The first thing our families would have to do, even before registering as aliens, would be to find some sort of accommodation. Now, when you allow that in Whitechapel, as an example, on each acre there lived in excess of 270 people, while in Hampstead one person per acre was the norm, they were going to face a problem. Their choice would be between a room in a common lodging house or a room in one of the hundreds of inadequate houses situated in courts, closes and blind alleyways.
At the turn of the nineteenth century the population of London was around the one million mark. Only fifty years later it touched two and a half million, with the highest proportion of inhabitants living in the east. Overcrowding was made even worse when thousands of residential properties within the city were torn down to make way for commercial outlets like offices and warehouses. To meet demand jerry-building outside the limits became rife, as London was cut up by new road and railway tracks.
Businessmen and artisans left their neat houses and fled to the suburbs. These inner-city properties were then divided and subdivided to the extent that, instead of sheltering one family, they became the single-roomed homes of ten families. But demand still outstripped supply so, without any planning or quality controls being in place, below-standard housing was thrown up on every available space, turning many areas into little more than shanty towns. Houses that were once airy and well ventilated became hemmed in and overshadowed by new buildings that began to deteriorate as soon as the last brick was laid.
Such was the value of every square foot, that the single entrance to perhaps twelve houses would be a narrow alley leading to a dark and sunless centre court that might never feel a breath of moving air. This area of twelve metres by nine would have three or four privies for the use of some sixty families, or between two and three hundred individuals.

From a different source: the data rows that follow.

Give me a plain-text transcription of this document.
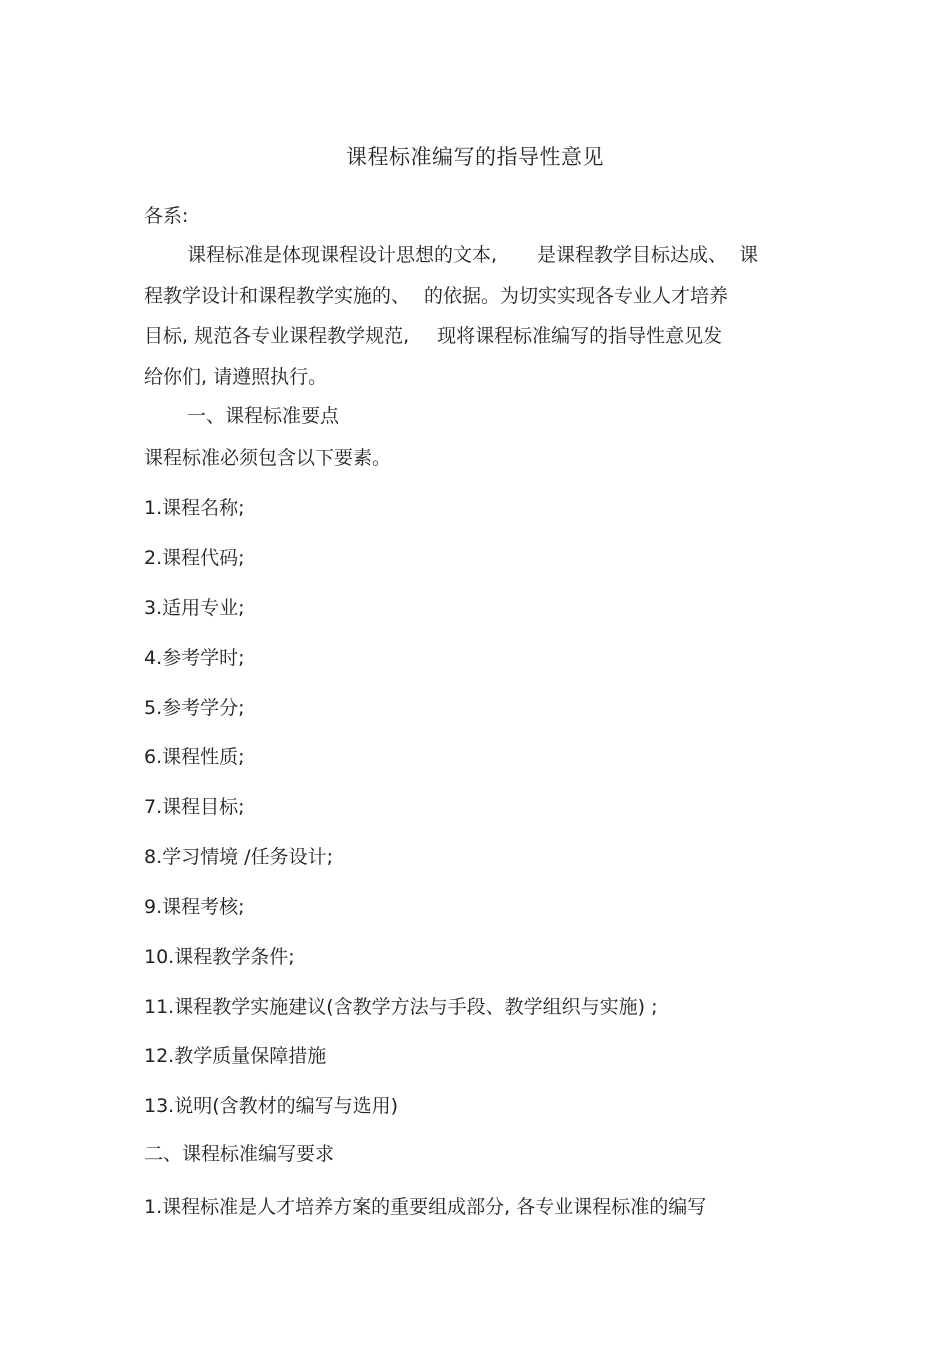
课程标准编写的指导性意见
各系:
课程标准是体现课程设计思想的文本, 是课程教学目标达成、 课
程教学设计和课程教学实施的、 的依据。为切实实现各专业人才培养
目标, 规范各专业课程教学规范, 现将课程标准编写的指导性意见发
给你们, 请遵照执行。
一、课程标准要点
课程标准必须包含以下要素。
1.课程名称;
2.课程代码;
3.适用专业;
4.参考学时;
5.参考学分;
6.课程性质;
7.课程目标;
8.学习情境 /任务设计;
9.课程考核;
10.课程教学条件;
11.课程教学实施建议(含教学方法与手段、教学组织与实施) ;
12.教学质量保障措施
13.说明(含教材的编写与选用)
二、课程标准编写要求
1.课程标准是人才培养方案的重要组成部分, 各专业课程标准的编写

Through no fault of the tenants these rookeries, as they were known, were manufactured slums from day one, and as such were mirrored throughout east London. A room for your family in such a place would set you back 8d. per night. A basement cellar, though it was illegal to let them out, could be had for 4d. However, since they lay six or seven feet below overflowing drains, the streets might have been seen as a preferable option. The fact that there were laws against letting out cellars shows that the authorities at least tried to keep standards up. Overcrowding too was illegal, and constables would regularly check out lodging houses to make sure the law was upheld. But there were many ways, not least a shilling for the peeler every now and then to look the other way, of avoiding the law, which most must have done because little changed for over a hundred years.